Hundreds of genes seen sparking to life two days after death!

The discovery that many genes are still working up to 48 hours after death has implications for organ transplants, forensics and our very definition of death!

When a doctor declares a person dead, some of their body may still be alive and kicking – at least for a day or two. New evidence in animals suggests that many genes go on working for up to 48 hours after the lights have gone out.

This hustle and bustle has been seen in mice and zebrafish, but there are hints that genes are also active for some time in deceased humans. This discovery could have implications for the safety of organ transplants as well as help pathologists pinpoint a time of death more precisely, perhaps to within minutes of the event.
 
Peter Noble and Alex Pozhitkov at the University of Washington, Seattle, and their colleagues investigated the activity of genes in the organs of mice and zebrafish immediately after death. They did this by measuring the amount of messenger RNA present. An increase in this mRNA – which genes use to tell cells to make products such as proteins – indicates that genes are more active.

As you might expect, overall mRNA levels decreased over time. However, mRNA associated with 548 zebrafish genes and 515 mouse genes saw one or more peaks of activity after death. This meant there was sufficient energy and cellular function for some genes to be switched on and stay active long after the animal died.

These genes cycled through peaks and dips in activity in a “non-winding down” manner, unlike the chaotic behaviour of the rest of the decaying DNA, says Noble.
Hundreds of genes with different functions “woke up” immediately after death. These included fetal development genes that usually turn off after birth, as well as genes that have previously been associated with cancer. Their activity peaked about 24 hours after death.

A similar process might occur in humans. Previous studies have shown that various genes, including those involved in contracting heart muscle and wound healing, were active more than 12 hours after death in humans who had died from multiple trauma, heart attack or suffocation (Forensic Science International, doi.org/bj63).

The fact that some genes associated with cancer are activated after death in animals, might be relevant for reducing the incidence of cancer in people who receive organ transplants, says Noble.

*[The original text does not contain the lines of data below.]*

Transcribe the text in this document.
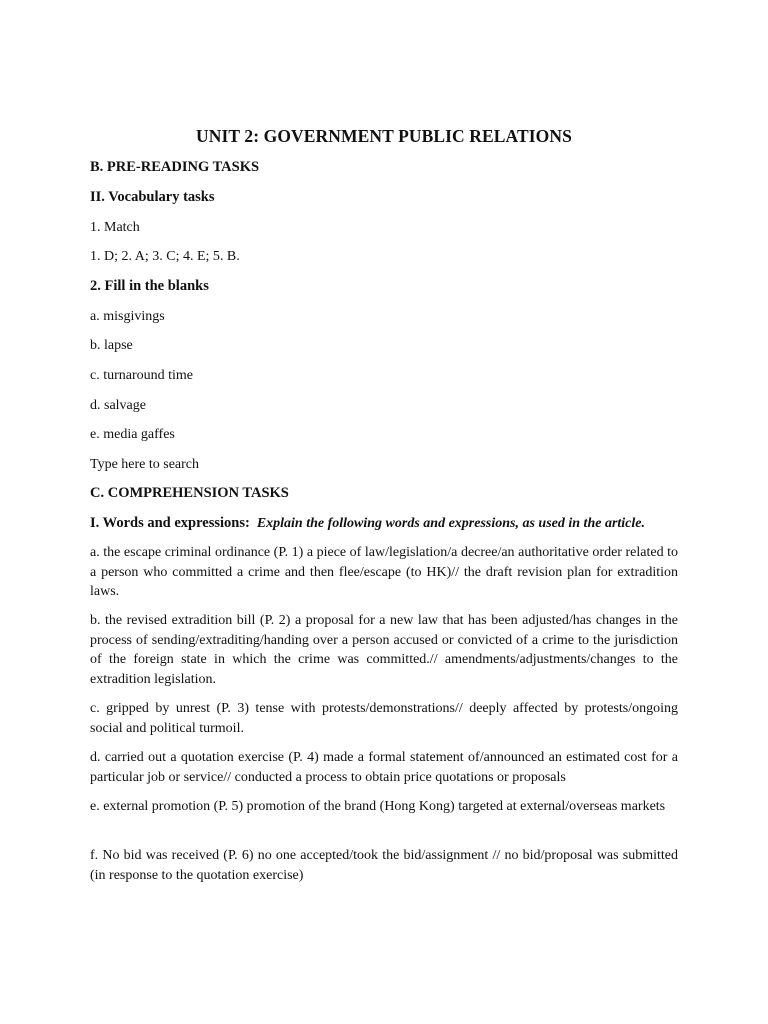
UNIT 2: GOVERNMENT PUBLIC RELATIONS
B. PRE-READING TASKS
II. Vocabulary tasks
1. Match
1. D; 2. A; 3. C; 4. E; 5. B.
2. Fill in the blanks
a. misgivings
b. lapse
c. turnaround time
d. salvage
e. media gaffes
Type here to search
C. COMPREHENSION TASKS
I. Words and expressions: Explain the following words and expressions, as used in the article.
a. the escape criminal ordinance (P. 1) a piece of law/legislation/a decree/an authoritative order related to a person who committed a crime and then flee/escape (to HK)// the draft revision plan for extradition laws.
b. the revised extradition bill (P. 2) a proposal for a new law that has been adjusted/has changes in the process of sending/extraditing/handing over a person accused or convicted of a crime to the jurisdiction of the foreign state in which the crime was committed.// amendments/adjustments/changes to the extradition legislation.
c. gripped by unrest (P. 3) tense with protests/demonstrations// deeply affected by protests/ongoing social and political turmoil.
d. carried out a quotation exercise (P. 4) made a formal statement of/announced an estimated cost for a particular job or service// conducted a process to obtain price quotations or proposals
e. external promotion (P. 5) promotion of the brand (Hong Kong) targeted at external/overseas markets
f. No bid was received (P. 6) no one accepted/took the bid/assignment // no bid/proposal was submitted (in response to the quotation exercise)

People who get a new liver, for example, have more cancers after the treatment than you would expect if they hadn’t had a transplant. The regime of drugs they need to take for life to suppress their immune system so it doesn’t attack the new organ may contribute to this, but Noble says it is worth investigating if activated cancer genes in the donor liver could play a part.

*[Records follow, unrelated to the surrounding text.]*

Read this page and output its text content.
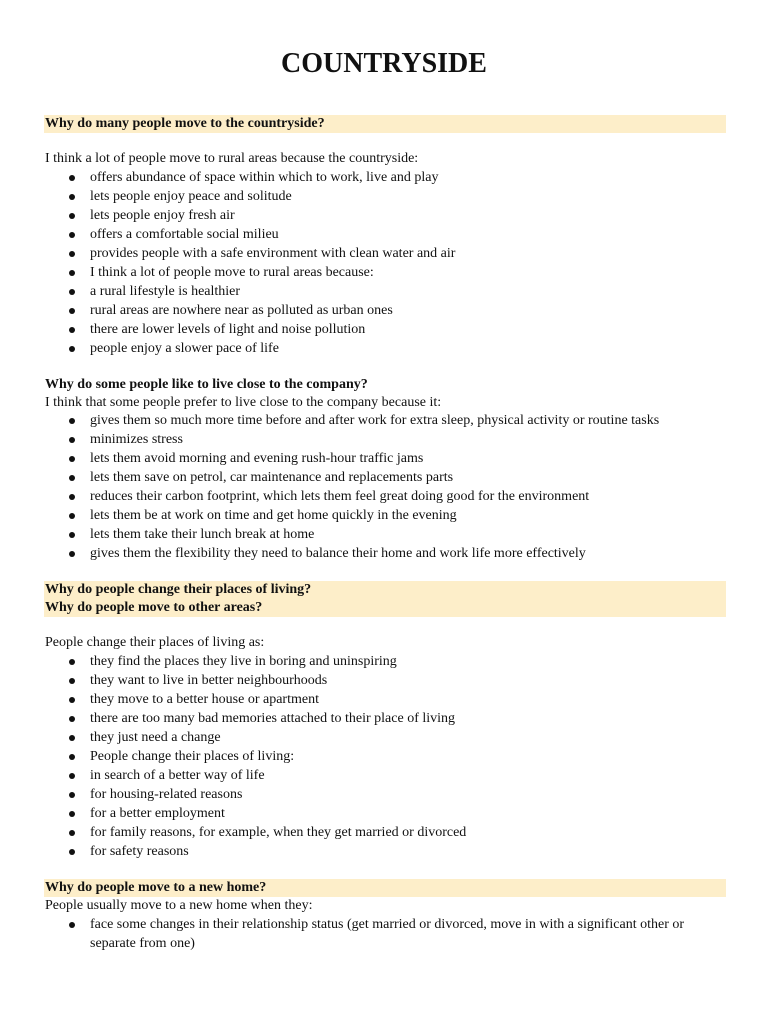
COUNTRYSIDE
Why do many people move to the countryside?
I think a lot of people move to rural areas because the countryside:
offers abundance of space within which to work, live and play
lets people enjoy peace and solitude
lets people enjoy fresh air
offers a comfortable social milieu
provides people with a safe environment with clean water and air
I think a lot of people move to rural areas because:
a rural lifestyle is healthier
rural areas are nowhere near as polluted as urban ones
there are lower levels of light and noise pollution
people enjoy a slower pace of life
Why do some people like to live close to the company?
I think that some people prefer to live close to the company because it:
gives them so much more time before and after work for extra sleep, physical activity or routine tasks
minimizes stress
lets them avoid morning and evening rush-hour traffic jams
lets them save on petrol, car maintenance and replacements parts
reduces their carbon footprint, which lets them feel great doing good for the environment
lets them be at work on time and get home quickly in the evening
lets them take their lunch break at home
gives them the flexibility they need to balance their home and work life more effectively
Why do people change their places of living?
Why do people move to other areas?
People change their places of living as:
they find the places they live in boring and uninspiring
they want to live in better neighbourhoods
they move to a better house or apartment
there are too many bad memories attached to their place of living
they just need a change
People change their places of living:
in search of a better way of life
for housing-related reasons
for a better employment
for family reasons, for example, when they get married or divorced
for safety reasons
Why do people move to a new home?
People usually move to a new home when they:
face some changes in their relationship status (get married or divorced, move in with a significant other or separate from one)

So why do so many genes wake up after death? It is possible that many of the genes become active as part of physiological processes that aid healing or resuscitation after severe injury. For example, after death, some cells might have enough energy to kick-start genes involved in the inflammation process to protect against damage – just as they would if the body were alive. Alternatively, a rapid decay of genes that normally suppress other genes – such as those involved in embryological development – might allow the usually quiet genes to become active for a short period of time.

For forensic scientists, knowing how gene activity rises and falls at different time points after death is useful for working out when someone died. Measuring mRNA would allow us to nail down the time since death to hours and possibly even minutes, rather than days, helping to reconstruct events surrounding the death.

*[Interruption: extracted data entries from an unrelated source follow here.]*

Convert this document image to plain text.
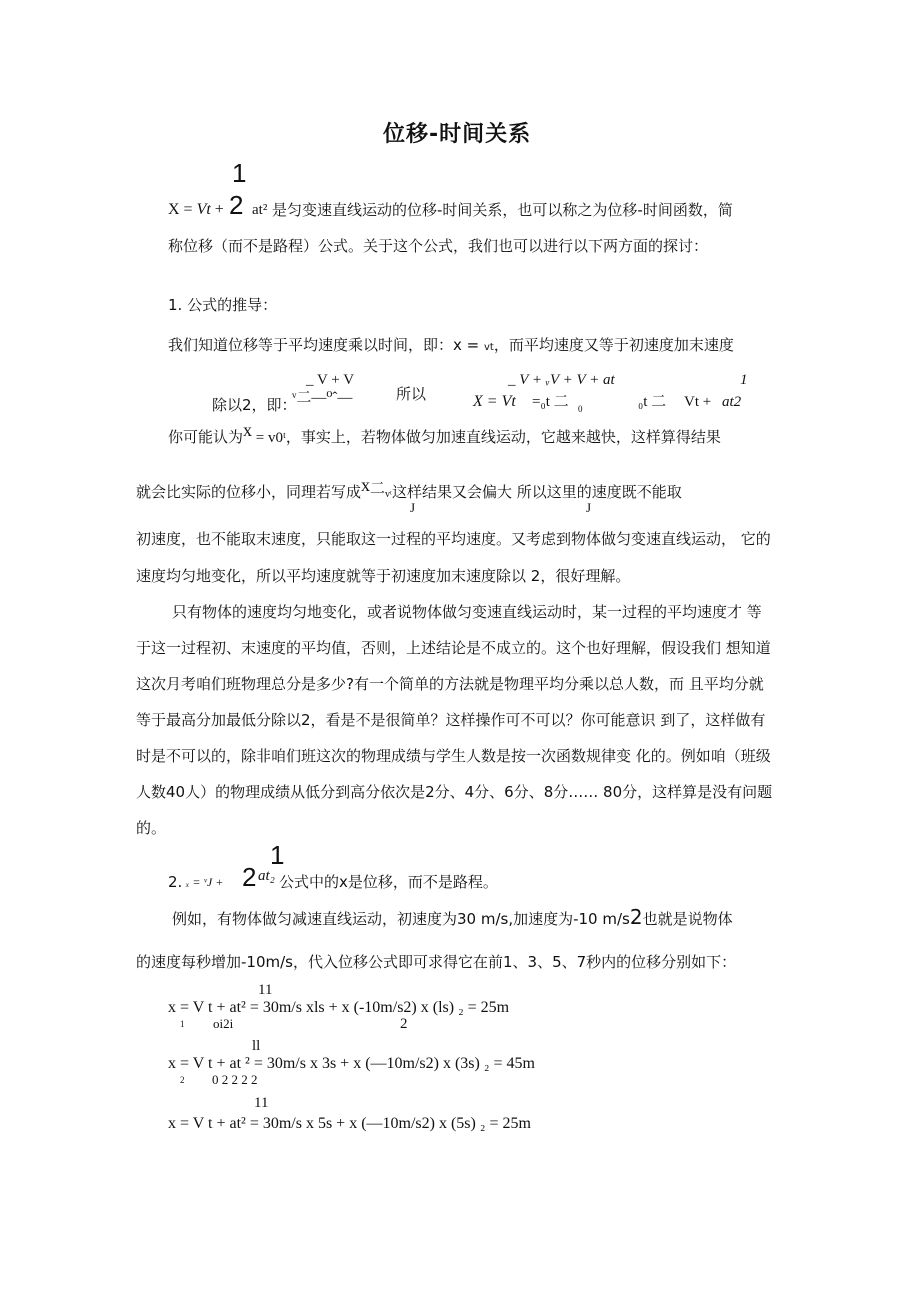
位移-时间关系
1
X = Vt + 2 at² 是匀变速直线运动的位移-时间关系，也可以称之为位移-时间函数，简
称位移（而不是路程）公式。关于这个公式，我们也可以进行以下两方面的探讨：
1. 公式的推导：
我们知道位移等于平均速度乘以时间，即：x = vt，而平均速度又等于初速度加末速度
_ V + V
除以2，即：
ᵛ二—⁰ˆ—	所以
_ V + ᵥV + V + at	1
X = Vt =₀t 二 0	₀t 二 Vt + at2
你可能认为x = v0ᵗ，事实上，若物体做匀加速直线运动，它越来越快，这样算得结果
就会比实际的位移小，同理若写成x二vᵗ这样结果又会偏大 所以这里的速度既不能取
J	J
初速度，也不能取末速度，只能取这一过程的平均速度。又考虑到物体做匀变速直线运动， 它的
速度均匀地变化，所以平均速度就等于初速度加末速度除以 2，很好理解。
只有物体的速度均匀地变化，或者说物体做匀变速直线运动时，某一过程的平均速度才 等
于这一过程初、末速度的平均值，否则，上述结论是不成立的。这个也好理解，假设我们 想知道
这次月考咱们班物理总分是多少?有一个简单的方法就是物理平均分乘以总人数，而 且平均分就
等于最高分加最低分除以2，看是不是很简单？这样操作可不可以？你可能意识 到了，这样做有
时是不可以的，除非咱们班这次的物理成绩与学生人数是按一次函数规律变 化的。例如咱（班级
人数40人）的物理成绩从低分到高分依次是2分、4分、6分、8分…… 80分，这样算是没有问题
的。
1
2. ₓ = ᵛJ + 2 at₂ 公式中的x是位移，而不是路程。
例如，有物体做匀减速直线运动，初速度为30 m/s,加速度为-10 m/s2也就是说物体
的速度每秒增加-10m/s，代入位移公式即可求得它在前1、3、5、7秒内的位移分别如下：
11
x = V t + at² = 30m/s xls + x (-10m/s2) x (ls) ₂ = 25m
1 oi2i	2
ll
x = V t + at ² = 30m/s x 3s + x (—10m/s2) x (3s) ₂ = 45m
2 0 2 2 2 2
11
x = V t + at² = 30m/s x 5s + x (—10m/s2) x (5s) ₂ = 25m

It is good to see such progress being made in this area, says Graham Williams, consultant forensic geneticist at the University of Huddersfield, UK. “But substantial work is required before this could be applied to case work.” The research also raises important questions about our definition of death – normally accepted as the cessation of a heartbeat, brain activity and breathing. If genes can be active up to 48 hours after death, is the person technically still alive at that point? “Clearly, studying death will provide new information on the biology of life,” says Noble.